I disagree. I know many that are pretrib and they do not have a pessimistic view of life. You are generalizing. That is not fair to either camp. I am no longer a pretibber...I am atribber. This is a fairly new shift in my eschatology. I am not concerned about my eternal destination. I know that I am in Christ. I just want to live more like Him in all things. I find that my sinful desires keep me from doing so.

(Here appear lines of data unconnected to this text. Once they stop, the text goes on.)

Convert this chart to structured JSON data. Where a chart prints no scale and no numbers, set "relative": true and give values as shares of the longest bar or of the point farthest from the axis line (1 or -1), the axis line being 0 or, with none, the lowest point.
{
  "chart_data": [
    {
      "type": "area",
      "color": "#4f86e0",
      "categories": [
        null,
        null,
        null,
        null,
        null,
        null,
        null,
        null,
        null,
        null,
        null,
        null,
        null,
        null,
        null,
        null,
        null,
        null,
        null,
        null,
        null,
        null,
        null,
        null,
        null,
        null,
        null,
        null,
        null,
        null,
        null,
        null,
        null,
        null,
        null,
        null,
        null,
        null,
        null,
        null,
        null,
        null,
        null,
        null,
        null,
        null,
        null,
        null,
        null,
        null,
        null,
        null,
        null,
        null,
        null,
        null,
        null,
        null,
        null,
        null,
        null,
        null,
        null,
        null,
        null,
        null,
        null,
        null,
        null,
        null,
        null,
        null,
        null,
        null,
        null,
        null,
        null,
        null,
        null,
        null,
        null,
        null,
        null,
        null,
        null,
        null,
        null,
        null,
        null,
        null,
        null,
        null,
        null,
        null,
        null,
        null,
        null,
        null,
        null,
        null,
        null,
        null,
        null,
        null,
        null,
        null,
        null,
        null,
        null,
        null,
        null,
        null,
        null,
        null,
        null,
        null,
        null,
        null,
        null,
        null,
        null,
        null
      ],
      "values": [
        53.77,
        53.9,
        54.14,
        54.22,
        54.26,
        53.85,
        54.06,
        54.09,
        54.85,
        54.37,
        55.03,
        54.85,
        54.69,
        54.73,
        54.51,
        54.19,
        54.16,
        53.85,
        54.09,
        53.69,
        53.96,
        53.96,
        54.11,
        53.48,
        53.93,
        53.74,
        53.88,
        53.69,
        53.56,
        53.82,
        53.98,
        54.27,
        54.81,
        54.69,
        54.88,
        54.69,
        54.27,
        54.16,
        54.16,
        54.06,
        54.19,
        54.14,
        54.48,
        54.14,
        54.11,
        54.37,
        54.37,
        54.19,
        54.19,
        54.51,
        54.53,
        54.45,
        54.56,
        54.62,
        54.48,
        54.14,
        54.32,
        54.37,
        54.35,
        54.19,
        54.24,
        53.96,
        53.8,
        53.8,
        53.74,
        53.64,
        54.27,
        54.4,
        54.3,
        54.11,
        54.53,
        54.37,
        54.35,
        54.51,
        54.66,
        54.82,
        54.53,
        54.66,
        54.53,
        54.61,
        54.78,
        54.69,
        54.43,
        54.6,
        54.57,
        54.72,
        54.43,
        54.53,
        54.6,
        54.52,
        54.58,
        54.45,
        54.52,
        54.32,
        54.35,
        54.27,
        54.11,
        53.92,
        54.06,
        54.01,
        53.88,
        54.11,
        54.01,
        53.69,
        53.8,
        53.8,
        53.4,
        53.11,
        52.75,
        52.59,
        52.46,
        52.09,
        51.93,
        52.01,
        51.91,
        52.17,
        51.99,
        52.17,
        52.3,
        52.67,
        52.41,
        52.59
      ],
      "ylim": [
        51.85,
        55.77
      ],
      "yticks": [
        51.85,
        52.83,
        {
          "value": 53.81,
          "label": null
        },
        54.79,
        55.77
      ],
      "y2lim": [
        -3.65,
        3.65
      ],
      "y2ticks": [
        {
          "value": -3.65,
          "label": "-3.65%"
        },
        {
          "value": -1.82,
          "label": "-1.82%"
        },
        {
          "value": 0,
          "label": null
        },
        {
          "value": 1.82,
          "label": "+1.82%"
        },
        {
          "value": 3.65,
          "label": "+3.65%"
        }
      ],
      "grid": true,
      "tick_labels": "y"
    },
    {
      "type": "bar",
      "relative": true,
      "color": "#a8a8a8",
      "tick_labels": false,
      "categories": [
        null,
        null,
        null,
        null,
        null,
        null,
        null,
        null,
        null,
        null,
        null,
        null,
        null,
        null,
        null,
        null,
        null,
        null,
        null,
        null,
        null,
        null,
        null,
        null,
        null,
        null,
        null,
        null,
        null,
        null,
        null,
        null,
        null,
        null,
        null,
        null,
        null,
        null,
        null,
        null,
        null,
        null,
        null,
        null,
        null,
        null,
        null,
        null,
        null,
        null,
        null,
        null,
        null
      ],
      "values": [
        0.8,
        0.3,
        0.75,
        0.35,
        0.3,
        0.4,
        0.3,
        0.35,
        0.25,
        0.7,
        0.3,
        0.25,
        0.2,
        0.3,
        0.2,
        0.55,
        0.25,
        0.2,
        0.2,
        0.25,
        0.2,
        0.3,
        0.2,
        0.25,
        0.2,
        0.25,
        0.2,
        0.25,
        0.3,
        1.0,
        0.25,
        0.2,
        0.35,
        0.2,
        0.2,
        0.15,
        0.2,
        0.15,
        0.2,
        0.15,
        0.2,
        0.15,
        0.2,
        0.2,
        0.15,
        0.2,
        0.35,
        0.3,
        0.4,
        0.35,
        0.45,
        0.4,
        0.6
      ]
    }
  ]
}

[Edited on 10-22-2005 by BaptistInCrisis]


----------



## Scott Bushey (Oct 22, 2005)

> _Originally posted by BaptistInCrisis_
> 
> 
> > _Originally posted by Vytautas_
> ...



Bill,
If I understand Richard, his point is that there needs to be a balance in each position. For example, the Calvinist may depend too much upon the grace of God and His sovereignty when it comes to witnessing. I can relate to this first hand; when I was not Calvinist minded, I was out on the street weekly standing on a milk crate. I do not do this anymore for obvious reasons. I could use some of that needful panic that I once had for the lost in my walk today. My understanding of many things theologically has quelled much of that.


----------



## bond-servant (Oct 22, 2005)

Saved my sanity - ditto, comforting, ditto. It has changed the way I view the Bible and the way I see God. It has also changed the way in which I try to evangelize. 

I have a heart for people to be saved.. to share the Gospel.. but I can also no longer present it as... (gosh, I'm almost ashamed to type it, but here it goes..) ..."God loves you and has a wonderful plan for your life..."

Where's a blushing emoticon when you need one??


----------



## turmeric (Oct 22, 2005)

Reformed Covenant theology has brought peace into my life which once was a chaotic attempt to read God's mind & try to guess at His will. Belief in Jesus' active righteousness has freed me from a lot of hypocritical behavior, pretending to a level of sanctification which I don't possess; but it has also caused me to begin to love God & want to do His will, because He is good & I want to be like that more and more.


----------



## Herald (Oct 23, 2005)

> _Originally posted by Scott Bushey_
> 
> 
> > _Originally posted by BaptistInCrisis_
> ...



Scott - btw...I love your avatar. Franticology!

I can see your point. If that was what Richard was saying, I can appreciate the perspective.


----------